How this Book Differs from the First Edition
This second edition of the Lifecycle Toolkit is significantly updated and reorganized compared to the first edition. The first three chapters set you up for understanding the complete Kimball Lifecycle process and for making sure your effort has satisfied the requirements for moving forward. We then worked very hard to make the complex discussion of architectures more actionable and more obviously tied to the sequence of the Kimball Lifecycle. In Chapter 4 we carefully describe the complete technical architecture of the DW/BI system, from original data extraction to the final painting of results on the business users' screens. In Chapter 5 we show you how to create specific plans for this technical architecture and select products. Then in Chapters 6 through 12 we systematically expand the three main deliverables (database designs, ETL system, and BI applications) by first describing each one conceptually and then physically.
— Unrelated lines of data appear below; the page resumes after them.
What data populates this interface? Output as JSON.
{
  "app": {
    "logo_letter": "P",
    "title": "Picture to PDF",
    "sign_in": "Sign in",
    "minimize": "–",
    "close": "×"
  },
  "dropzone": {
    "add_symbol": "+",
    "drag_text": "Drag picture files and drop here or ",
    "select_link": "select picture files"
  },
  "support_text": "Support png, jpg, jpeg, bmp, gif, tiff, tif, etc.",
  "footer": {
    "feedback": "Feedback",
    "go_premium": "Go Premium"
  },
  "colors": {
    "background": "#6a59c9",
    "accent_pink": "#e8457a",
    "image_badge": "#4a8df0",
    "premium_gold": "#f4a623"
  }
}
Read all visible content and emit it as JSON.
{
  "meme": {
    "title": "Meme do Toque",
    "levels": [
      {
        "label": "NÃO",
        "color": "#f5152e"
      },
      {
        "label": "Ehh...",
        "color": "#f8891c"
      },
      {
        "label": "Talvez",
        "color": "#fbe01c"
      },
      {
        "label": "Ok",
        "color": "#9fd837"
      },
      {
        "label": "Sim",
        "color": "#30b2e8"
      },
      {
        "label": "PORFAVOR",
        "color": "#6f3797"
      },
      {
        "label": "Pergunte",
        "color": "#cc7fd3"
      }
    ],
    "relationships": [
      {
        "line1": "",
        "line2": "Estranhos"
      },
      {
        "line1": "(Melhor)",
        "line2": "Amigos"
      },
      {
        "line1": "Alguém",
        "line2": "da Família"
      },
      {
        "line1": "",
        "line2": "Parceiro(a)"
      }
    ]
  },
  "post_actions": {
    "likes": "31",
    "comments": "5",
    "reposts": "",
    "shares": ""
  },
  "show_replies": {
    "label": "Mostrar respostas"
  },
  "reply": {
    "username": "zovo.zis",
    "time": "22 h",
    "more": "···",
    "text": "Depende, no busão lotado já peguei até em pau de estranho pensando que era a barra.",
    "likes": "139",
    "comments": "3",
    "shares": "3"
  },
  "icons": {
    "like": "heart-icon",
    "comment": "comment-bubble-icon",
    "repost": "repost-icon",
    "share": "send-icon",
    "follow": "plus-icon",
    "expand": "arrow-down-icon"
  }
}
Finally, in the last two chapters we show you how to deploy this amazing edifice into real operational environments and how to think about expanding and growing your DW/BI system beyond the first implementation.
We hope our enthusiasm for data warehousing and business intelligence shows through in this book. The DW/BI challenge is a fascinating and worthy one. Undoubtedly, the labels will change over the years as vendors position their products to be new things that will remove all the old objections. But our mission has remained constant: Bring the data and analyses to the business users so they can make better business decisions.